Adler looked up the small town in Pennsylvania Jeffrey was from and found it had a group on Facebook. He posted Jeffrey's video. Within an hour, he tells Hoodline, Jeffrey's sister was tagging the post. And within a week Jeffrey's hometown raised $5,000 to bring him home and rehabilitate him.
"So," Adler says in the Hoodline interview, "a human being in San Francisco, the tech capital and most connected city on earth, who was perhaps sitting in front of the Old Navy flagship store on Market Street for God knows how many years, is a missing person, and every day his sister was thinking about him and wondering where he was ... It seemed like that was a problem that needed to be solved.
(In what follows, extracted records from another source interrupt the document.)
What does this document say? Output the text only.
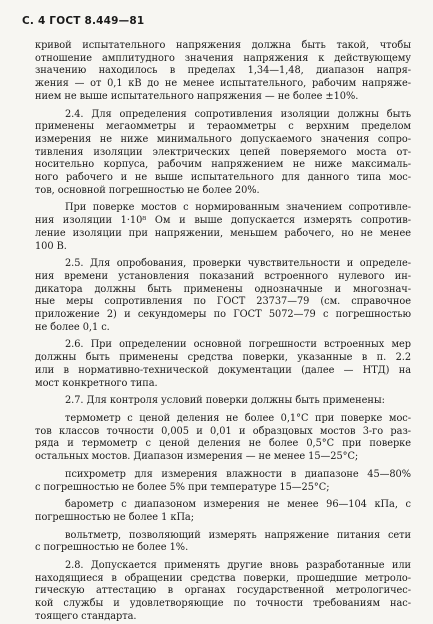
С. 4 ГОСТ 8.449—81
кривой испытательного напряжения должна быть такой, чтобы
отношение амплитудного значения напряжения к действующему
значению находилось в пределах 1,34—1,48, диапазон напря-
жения — от 0,1 кВ до не менее испытательного, рабочим напряже-
нием не выше испытательного напряжения — не более ±10%.
2.4. Для определения сопротивления изоляции должны быть
применены мегаомметры и тераомметры с верхним пределом
измерения не ниже минимального допускаемого значения сопро-
тивления изоляции электрических цепей поверяемого моста от-
носительно корпуса, рабочим напряжением не ниже максималь-
ного рабочего и не выше испытательного для данного типа мос-
тов, основной погрешностью не более 20%.
При поверке мостов с нормированным значением сопротивле-
ния изоляции 1·10⁸ Ом и выше допускается измерять сопротив-
ление изоляции при напряжении, меньшем рабочего, но не менее
100 В.
2.5. Для опробования, проверки чувствительности и определе-
ния времени установления показаний встроенного нулевого ин-
дикатора должны быть применены однозначные и многознач-
ные меры сопротивления по ГОСТ 23737—79 (см. справочное
приложение 2) и секундомеры по ГОСТ 5072—79 с погрешностью
не более 0,1 с.
2.6. При определении основной погрешности встроенных мер
должны быть применены средства поверки, указанные в п. 2.2
или в нормативно-технической документации (далее — НТД) на
мост конкретного типа.
2.7. Для контроля условий поверки должны быть применены:
термометр с ценой деления не более 0,1°С при поверке мос-
тов классов точности 0,005 и 0,01 и образцовых мостов 3-го раз-
ряда и термометр с ценой деления не более 0,5°С при поверке
остальных мостов. Диапазон измерения — не менее 15—25°С;
психрометр для измерения влажности в диапазоне 45—80%
с погрешностью не более 5% при температуре 15—25°С;
барометр с диапазоном измерения не менее 96—104 кПа, с
погрешностью не более 1 кПа;
вольтметр, позволяющий измерять напряжение питания сети
с погрешностью не более 1%.
2.8. Допускается применять другие вновь разработанные или
находящиеся в обращении средства поверки, прошедшие метроло-
гическую аттестацию в органах государственной метрологичес-
кой службы и удовлетворяющие по точности требованиям нас-
тоящего стандарта.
The more I looked at it, the more I talked to other homeless folks on the street that had friends and families that they wanted to connect with."
And so Adler, an experienced social entrepreneur, started Miracle Messages and with a team of volunteers has been shooting video, posting it and reuniting homeless people with loved ones.
It's someone's somebody
Folks on the street, Adler points out, are someone’s sister, brother, mother, father, son or daughter. "It’s someone’s 'somebody,' he says. "Imagine how different our world would look, or even our own community, if every time you walk by a person who is on the streets you see them as someone's 'somebody.'"
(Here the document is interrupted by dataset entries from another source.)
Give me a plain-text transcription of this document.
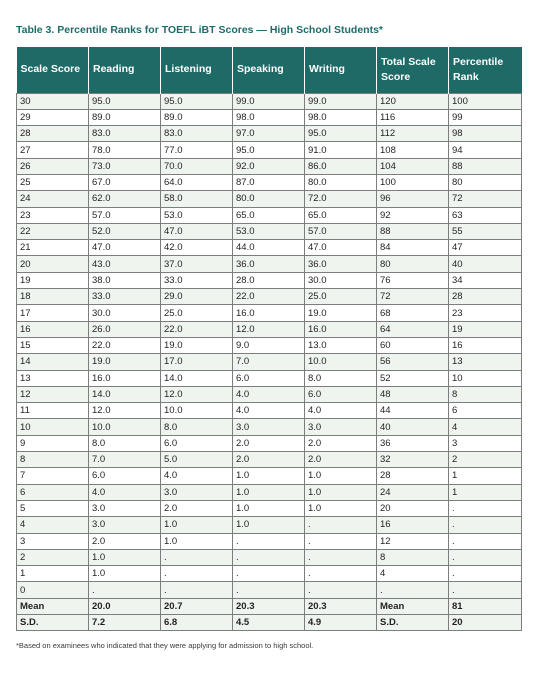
Table 3. Percentile Ranks for TOEFL iBT Scores — High School Students*
Scale Score	Reading	Listening	Speaking	Writing	Total Scale Score	Percentile Rank
30	95.0	95.0	99.0	99.0	120	100
29	89.0	89.0	98.0	98.0	116	99
28	83.0	83.0	97.0	95.0	112	98
27	78.0	77.0	95.0	91.0	108	94
26	73.0	70.0	92.0	86.0	104	88
25	67.0	64.0	87.0	80.0	100	80
24	62.0	58.0	80.0	72.0	96	72
23	57.0	53.0	65.0	65.0	92	63
22	52.0	47.0	53.0	57.0	88	55
21	47.0	42.0	44.0	47.0	84	47
20	43.0	37.0	36.0	36.0	80	40
19	38.0	33.0	28.0	30.0	76	34
18	33.0	29.0	22.0	25.0	72	28
17	30.0	25.0	16.0	19.0	68	23
16	26.0	22.0	12.0	16.0	64	19
15	22.0	19.0	9.0	13.0	60	16
14	19.0	17.0	7.0	10.0	56	13
13	16.0	14.0	6.0	8.0	52	10
12	14.0	12.0	4.0	6.0	48	8
11	12.0	10.0	4.0	4.0	44	6
10	10.0	8.0	3.0	3.0	40	4
9	8.0	6.0	2.0	2.0	36	3
8	7.0	5.0	2.0	2.0	32	2
7	6.0	4.0	1.0	1.0	28	1
6	4.0	3.0	1.0	1.0	24	1
5	3.0	2.0	1.0	1.0	20	.
4	3.0	1.0	1.0	.	16	.
3	2.0	1.0	.	.	12	.
2	1.0	.	.	.	8	.
1	1.0	.	.	.	4	.
0	.	.	.	.	.	.
Mean	20.0	20.7	20.3	20.3	Mean	81
S.D.	7.2	6.8	4.5	4.9	S.D.	20
*Based on examinees who indicated that they were applying for admission to high school.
In a similar mission to personalize homelessness, Seattle architect Rex Hohlbein started Facing Homelessness and the Homeless in Seattle Facebook page with, as he puts it "the simple thought of telling something beautiful about each person living on the street." He shares humanizing portraits and the personal stories of homeless people he meets and suggests ways people can help them directly.
And Hohlbein's approach is spreading across the country, from Los Angeles to Denver and most recently a Facing Homelessness Bradenton in Florida. Homeless advocate Laura Licoski is behind the Bradenton Facebook page. She tells the Bradenton Herald that people want to help the homeless, but don't know how. "People can visit this page and see what we are trying to do and either get involved with me or get ideas for themselves."
There is no shortage of ideas on how to help the homeless on Pinterest boards, ranging from making up care packages and keeping them in your car to loading snacks, sanitary and hygiene products into a spare handbag and giving it to the next homeless woman you see.
Still another example of social media in action is a post on the Invisible People site about response to a Twitter plea to help get a generator and food to a homeless shelter after a devastating hurricane. Or this one urging people to help take care of the city's homeless during heat waves.
Making a difference
It is easy to lose sight of how much one person's compassionate act can make a difference in a homeless person's life. Working at a store in Illinois, Juan Samhan became friends with Tony, a homeless man. On cold nights he'd give him a ride to a shelter. One day Tony told him that before he dies he wanted to find his four kids with whom he'd lost touch after separating from their mother 20 years ago.
Samhan posted Tony's photo and the request on Facebook for him. According to Chicago 5 News, two days later he received a message from Tony's 27-year-old daughter in Texas who recognized her father's photo. She said they'd been looking for him for years and thought he was dead. His voice on the phone told her otherwise.